Coder provides open source tools and an enterprise platform with the goal of making it easier for organizations to configure, secure and scale their development environments. The end goal, naturally, is to “dramatically increase productivity.”
Simply put, “Coder’s mission is to make software developers happier,” Carberry said.
“We do this by automating away the configuration and maintenance of development environments, letting developers focus on their code,” noted Bandukwala.
Specifically, Coder Enterprise orchestrates full-featured development environments, which can be deployed on either public or private clouds. All development actions and source code are centralized on an organization’s internal infrastructure, giving engineers access to cloud resources and enterprises the ability to remove risks coming from insecure endpoints, the company claims.
In a statement, the company adds: “Each environment on Coder is created from a pre-configured image, ensuring security, consistency and reproducibility. Engineering resources can be shifted quickly between teams to meet objectives without having to spend time re-configuring development environments.” Engineers, it says, can work on sensitive source code and data sets without intellectual property having to leave the organization’s protected network.

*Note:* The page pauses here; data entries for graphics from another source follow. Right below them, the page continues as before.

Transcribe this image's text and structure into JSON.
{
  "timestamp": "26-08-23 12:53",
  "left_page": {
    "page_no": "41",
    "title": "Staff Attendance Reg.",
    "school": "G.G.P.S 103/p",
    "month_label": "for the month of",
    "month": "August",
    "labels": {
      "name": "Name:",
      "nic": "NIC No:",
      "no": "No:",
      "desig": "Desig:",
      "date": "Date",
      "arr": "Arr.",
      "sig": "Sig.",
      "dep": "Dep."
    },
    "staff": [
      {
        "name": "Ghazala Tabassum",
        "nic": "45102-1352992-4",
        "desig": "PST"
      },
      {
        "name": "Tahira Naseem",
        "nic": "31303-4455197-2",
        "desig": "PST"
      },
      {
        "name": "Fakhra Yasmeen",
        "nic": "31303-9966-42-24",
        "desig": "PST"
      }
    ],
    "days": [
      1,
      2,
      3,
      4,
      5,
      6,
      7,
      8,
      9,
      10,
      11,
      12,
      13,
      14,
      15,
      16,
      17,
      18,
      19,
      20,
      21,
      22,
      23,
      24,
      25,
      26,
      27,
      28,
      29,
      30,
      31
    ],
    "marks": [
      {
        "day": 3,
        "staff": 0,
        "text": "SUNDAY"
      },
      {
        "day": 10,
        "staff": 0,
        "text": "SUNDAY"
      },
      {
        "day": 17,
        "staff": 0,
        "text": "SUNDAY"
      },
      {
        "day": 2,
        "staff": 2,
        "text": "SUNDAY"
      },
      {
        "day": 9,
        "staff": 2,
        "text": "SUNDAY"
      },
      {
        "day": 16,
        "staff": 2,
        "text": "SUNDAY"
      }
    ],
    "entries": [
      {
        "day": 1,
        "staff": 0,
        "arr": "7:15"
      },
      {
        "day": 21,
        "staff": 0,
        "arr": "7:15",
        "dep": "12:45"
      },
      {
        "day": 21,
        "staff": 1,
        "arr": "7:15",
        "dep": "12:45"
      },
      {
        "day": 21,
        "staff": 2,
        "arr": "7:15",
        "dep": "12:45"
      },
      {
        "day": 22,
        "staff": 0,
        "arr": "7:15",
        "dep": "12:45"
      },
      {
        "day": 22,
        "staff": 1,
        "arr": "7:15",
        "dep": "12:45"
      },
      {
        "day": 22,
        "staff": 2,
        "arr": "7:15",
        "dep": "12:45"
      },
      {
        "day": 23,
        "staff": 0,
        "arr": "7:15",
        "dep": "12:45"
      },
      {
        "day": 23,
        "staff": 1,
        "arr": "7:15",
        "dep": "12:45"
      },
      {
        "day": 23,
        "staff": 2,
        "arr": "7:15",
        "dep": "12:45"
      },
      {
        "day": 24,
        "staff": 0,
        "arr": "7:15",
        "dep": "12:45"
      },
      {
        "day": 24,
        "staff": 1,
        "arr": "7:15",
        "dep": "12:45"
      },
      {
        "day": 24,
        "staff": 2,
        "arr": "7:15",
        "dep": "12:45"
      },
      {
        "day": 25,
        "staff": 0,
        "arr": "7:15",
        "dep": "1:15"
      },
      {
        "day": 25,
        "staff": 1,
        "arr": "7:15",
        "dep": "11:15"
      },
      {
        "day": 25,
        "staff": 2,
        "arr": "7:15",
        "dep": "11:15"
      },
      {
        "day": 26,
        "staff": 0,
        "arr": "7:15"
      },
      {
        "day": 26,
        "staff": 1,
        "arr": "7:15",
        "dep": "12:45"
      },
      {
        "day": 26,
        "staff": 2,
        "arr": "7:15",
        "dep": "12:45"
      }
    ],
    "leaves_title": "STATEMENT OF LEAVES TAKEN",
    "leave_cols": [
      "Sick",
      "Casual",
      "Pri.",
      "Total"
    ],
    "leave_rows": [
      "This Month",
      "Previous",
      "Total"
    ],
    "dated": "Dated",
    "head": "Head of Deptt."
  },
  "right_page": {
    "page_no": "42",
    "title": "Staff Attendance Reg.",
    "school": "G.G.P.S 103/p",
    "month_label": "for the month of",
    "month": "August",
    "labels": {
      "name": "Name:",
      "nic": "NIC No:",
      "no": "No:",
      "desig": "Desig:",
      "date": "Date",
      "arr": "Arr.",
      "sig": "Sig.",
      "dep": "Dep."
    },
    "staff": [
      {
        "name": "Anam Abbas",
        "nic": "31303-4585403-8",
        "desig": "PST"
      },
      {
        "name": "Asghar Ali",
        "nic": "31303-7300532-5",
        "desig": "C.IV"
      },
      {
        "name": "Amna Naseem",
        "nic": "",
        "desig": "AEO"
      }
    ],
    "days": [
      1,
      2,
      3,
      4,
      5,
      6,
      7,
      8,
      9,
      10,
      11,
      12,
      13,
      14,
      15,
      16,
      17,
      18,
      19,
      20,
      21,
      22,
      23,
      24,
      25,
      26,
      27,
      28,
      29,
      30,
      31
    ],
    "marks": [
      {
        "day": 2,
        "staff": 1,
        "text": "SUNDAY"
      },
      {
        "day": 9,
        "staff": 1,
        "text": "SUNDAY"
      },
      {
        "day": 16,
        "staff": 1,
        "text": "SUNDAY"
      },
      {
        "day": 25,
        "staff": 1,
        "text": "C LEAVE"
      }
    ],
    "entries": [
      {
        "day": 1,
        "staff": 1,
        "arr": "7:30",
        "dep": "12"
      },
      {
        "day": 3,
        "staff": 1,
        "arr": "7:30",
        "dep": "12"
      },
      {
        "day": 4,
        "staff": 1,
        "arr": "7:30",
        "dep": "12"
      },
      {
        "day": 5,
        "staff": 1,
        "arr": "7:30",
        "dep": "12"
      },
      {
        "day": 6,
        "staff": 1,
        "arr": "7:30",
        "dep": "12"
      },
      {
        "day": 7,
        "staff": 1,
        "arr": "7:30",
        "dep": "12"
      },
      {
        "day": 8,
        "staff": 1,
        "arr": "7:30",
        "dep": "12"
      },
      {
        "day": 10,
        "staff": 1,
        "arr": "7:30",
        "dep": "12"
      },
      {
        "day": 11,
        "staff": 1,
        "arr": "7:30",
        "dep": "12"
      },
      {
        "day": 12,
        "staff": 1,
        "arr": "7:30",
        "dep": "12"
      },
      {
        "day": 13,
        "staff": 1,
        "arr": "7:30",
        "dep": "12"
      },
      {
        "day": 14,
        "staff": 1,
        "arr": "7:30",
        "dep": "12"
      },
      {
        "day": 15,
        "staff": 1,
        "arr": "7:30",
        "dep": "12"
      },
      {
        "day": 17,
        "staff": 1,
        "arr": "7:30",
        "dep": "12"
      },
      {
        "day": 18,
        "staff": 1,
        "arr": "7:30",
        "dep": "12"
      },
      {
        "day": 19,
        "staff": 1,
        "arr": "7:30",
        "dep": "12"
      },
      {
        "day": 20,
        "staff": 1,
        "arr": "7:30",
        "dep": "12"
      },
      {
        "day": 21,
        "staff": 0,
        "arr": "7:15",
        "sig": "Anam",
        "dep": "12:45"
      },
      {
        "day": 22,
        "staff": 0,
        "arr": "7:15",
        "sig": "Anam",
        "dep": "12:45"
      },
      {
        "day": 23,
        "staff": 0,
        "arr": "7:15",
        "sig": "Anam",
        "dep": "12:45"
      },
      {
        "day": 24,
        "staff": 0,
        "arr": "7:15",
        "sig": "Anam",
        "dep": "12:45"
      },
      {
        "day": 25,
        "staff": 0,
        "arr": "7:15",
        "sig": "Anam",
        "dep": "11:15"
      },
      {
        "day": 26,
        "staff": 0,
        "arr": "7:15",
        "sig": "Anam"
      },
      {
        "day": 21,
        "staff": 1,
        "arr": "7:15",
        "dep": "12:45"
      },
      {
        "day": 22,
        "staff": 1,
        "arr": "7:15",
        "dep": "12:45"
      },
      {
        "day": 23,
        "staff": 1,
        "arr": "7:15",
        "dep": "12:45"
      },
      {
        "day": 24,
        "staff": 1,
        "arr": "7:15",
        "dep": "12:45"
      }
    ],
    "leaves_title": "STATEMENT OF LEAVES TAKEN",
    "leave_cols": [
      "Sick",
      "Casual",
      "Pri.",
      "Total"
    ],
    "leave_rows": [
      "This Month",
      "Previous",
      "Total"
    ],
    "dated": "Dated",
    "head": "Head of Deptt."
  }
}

Coder says its offering is used “by many of the world’s largest organizations,” including the U.S. Air Force and other government entities, according to Forbes.
“Two years ago we had just launched our consumer platform, now our tools are in the hands of millions of engineers,” Entwistle said. “We’re focused on creating an unbelievable cloud-based development experience, and there’s still a lot to be discovered.”
As part of the financing, GGV Capital Managing Partner Glenn Solomon will join the Coder board of directors.
“The Coder founders are rare talents–they built a platform embraced by both developers and enterprises,” Solomon said. “The platform showcases the value of centrally managed remote development environments, meaning security and productivity aren’t mutually exclusive. We are thrilled to be working with this team and help them grow.”
The new capital will go toward supporting an “aggressive” hiring plan and toward product innovation and increased global growth. Coder currently has about 30 employees working out of its office in Austin.
“We have plans to scale quite a bit from this round,” Entwistle said.
Entwistle first met his co-founders when he was 13 and running a small game server company out of his parents’ home in New York. At one point, he decided he needed to hire an engineer and connected with Carberry, who lived in Saskatoon, Canada, and also happened to be 13. The two teens clicked and began working together.
“We had more users, and after about three to four months, we were generating $10,000 a month in revenue and, as kids, we got extremely excited about everything,” Entwistle told Crunchbase News. “As things continued to grow, we realized we needed a system architect to manage all the servers.”
A few Skype conversations later, and the young pair hired 12-year-old Bandukwala out of Alabama to join their efforts.
“Over the next several years we evolved from building game servers to building DDOS mitigation platforms, 1 million-plus monthly visitor websites and peer-to-peer file sharing companies,” Entwistle recalls. “We were spending 12 hours a day on skype calls trying to build something great. That’s how we spent our childhood. That was our lives.”
In the process of creating the companies, websites and platforms, the trio began to ask themselves why they were writing code on their local computers when all their spec sheets, repositories and products lived in the cloud.
“The idea of ‘Google Docs’ for code wasn’t a new one, but we knew that if we didn’t want to use existing solutions, there must be a better way,” Entwistle said.
So immediately upon graduating from high school in 2016, the three set out to build Coder.
As I noted when I last covered the company, it’s not every day you see such young people making headlines for starting tech companies and raising millions in funding. Pretty impressive!